Around one third of the earth may be at the greater risk of drought by 2100 as warmer temperatures extract more moisture from the soil, says a study.

The study estimates that 12 percent of land will be subject to drought by 2100 through rainfall changes alone but the drying will spread to 30 percent of land if higher evaporation rates from the added energy and humidity in the atmosphere is considered.

Thus far, concern about future drought under global warming has focused primarily on rainfall projections.

“But higher evaporation rates may also play an important role as warmer temperatures wring more moisture from the soil, even in some places where rainfall is forecasted to increase,” cautioned Benjamin Cook, a climate scientist with Columbia University’s Lamont-Doherty Earth Observatory and NASA's Goddard Institute for Space Studies.

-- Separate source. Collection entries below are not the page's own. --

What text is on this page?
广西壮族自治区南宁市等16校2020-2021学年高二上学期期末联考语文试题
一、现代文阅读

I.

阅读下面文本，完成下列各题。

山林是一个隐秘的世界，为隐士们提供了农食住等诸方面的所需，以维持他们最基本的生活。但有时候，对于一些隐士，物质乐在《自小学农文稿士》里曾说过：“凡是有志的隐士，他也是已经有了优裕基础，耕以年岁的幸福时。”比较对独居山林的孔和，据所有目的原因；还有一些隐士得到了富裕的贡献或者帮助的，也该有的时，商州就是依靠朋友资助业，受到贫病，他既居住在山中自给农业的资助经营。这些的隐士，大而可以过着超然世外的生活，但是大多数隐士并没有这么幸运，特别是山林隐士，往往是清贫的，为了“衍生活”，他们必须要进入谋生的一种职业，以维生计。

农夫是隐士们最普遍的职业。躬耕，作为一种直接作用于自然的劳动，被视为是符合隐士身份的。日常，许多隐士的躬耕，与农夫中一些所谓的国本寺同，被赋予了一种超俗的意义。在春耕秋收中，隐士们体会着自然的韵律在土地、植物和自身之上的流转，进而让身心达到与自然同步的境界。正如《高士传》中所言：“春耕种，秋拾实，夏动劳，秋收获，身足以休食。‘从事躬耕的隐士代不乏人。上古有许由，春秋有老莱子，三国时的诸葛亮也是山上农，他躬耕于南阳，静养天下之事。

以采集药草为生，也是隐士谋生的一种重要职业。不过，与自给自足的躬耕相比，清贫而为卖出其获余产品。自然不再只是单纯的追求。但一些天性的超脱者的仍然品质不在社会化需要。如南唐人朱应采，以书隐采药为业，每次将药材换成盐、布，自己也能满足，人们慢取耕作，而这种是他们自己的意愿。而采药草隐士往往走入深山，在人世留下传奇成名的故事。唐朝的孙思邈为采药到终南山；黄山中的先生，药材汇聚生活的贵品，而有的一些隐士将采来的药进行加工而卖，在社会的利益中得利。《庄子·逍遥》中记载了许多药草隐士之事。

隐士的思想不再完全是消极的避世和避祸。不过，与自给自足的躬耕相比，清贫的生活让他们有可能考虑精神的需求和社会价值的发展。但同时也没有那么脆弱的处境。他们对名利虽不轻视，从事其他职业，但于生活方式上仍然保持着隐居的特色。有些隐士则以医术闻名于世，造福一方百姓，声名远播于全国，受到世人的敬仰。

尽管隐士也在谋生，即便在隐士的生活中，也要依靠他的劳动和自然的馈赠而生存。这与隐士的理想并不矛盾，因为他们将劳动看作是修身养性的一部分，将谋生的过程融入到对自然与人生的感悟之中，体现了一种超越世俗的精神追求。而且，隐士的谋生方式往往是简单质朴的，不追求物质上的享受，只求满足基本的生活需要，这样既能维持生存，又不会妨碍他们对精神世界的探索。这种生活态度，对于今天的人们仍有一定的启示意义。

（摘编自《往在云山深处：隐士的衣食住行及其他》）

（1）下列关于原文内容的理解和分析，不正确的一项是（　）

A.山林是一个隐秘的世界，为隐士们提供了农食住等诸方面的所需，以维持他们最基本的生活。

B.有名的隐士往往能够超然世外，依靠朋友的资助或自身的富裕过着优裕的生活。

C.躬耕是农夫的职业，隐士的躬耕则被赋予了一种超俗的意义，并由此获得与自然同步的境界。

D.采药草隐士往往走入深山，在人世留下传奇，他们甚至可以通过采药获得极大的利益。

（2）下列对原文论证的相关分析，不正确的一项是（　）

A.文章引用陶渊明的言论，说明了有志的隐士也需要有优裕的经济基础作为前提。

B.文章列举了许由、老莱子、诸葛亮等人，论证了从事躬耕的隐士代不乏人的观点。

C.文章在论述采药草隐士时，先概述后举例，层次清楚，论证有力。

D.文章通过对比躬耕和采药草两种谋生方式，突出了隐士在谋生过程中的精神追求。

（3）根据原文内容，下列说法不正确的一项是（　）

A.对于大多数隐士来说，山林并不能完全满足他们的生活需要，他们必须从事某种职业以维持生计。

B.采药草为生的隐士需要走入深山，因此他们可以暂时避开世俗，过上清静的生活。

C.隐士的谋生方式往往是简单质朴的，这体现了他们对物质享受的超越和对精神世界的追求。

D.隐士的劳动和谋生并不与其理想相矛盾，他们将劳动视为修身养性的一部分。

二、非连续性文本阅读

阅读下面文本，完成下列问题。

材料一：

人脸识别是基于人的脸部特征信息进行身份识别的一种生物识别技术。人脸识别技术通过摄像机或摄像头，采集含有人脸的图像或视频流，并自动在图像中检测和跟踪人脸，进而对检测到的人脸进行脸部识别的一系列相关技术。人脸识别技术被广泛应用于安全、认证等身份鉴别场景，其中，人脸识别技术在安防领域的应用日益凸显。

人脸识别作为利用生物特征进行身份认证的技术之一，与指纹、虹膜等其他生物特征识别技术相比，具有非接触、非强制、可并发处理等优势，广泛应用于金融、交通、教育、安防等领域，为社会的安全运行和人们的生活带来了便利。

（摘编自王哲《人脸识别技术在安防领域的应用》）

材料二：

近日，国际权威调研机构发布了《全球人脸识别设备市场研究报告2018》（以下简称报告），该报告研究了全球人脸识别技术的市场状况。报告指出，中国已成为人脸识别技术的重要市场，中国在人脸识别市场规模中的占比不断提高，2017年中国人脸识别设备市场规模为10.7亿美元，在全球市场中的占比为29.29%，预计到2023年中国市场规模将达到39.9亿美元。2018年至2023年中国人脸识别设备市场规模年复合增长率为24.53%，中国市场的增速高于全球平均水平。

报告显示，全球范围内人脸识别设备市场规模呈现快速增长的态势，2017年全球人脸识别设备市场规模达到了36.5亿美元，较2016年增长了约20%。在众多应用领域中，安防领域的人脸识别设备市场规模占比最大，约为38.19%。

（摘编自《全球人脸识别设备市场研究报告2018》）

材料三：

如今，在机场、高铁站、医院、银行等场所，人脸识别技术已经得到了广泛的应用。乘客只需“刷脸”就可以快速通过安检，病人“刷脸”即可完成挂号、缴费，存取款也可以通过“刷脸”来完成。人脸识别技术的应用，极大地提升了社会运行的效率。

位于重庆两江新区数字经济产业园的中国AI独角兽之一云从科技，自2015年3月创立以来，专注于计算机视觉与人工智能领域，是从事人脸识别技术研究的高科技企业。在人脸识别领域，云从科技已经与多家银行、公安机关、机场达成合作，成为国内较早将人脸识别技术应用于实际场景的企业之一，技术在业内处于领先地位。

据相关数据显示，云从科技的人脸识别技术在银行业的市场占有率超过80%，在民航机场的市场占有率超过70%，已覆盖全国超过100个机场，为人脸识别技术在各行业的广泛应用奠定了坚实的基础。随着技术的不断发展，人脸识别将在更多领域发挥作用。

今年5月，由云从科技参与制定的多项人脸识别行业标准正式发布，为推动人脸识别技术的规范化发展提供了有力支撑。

The study is one of the first to use the latest climate simulations to model the impact of both changing rainfall and evaporation rates on future drought.

“We know from basic physics that warmer temperatures would help to dry things out,” Cook added.

In its latest climate report, the International Panel on Climate Change (IPCC) also warns that soil moisture is expected to decline globally and that already dry regions will be at greater risk of agricultural drought.

The IPCC also predicts a strong chance of soil moisture drying in the Mediterranean, southwestern United States and southern African regions, consistent with the Climate Dynamics study.

The study was published in the journal Climate Dynamics.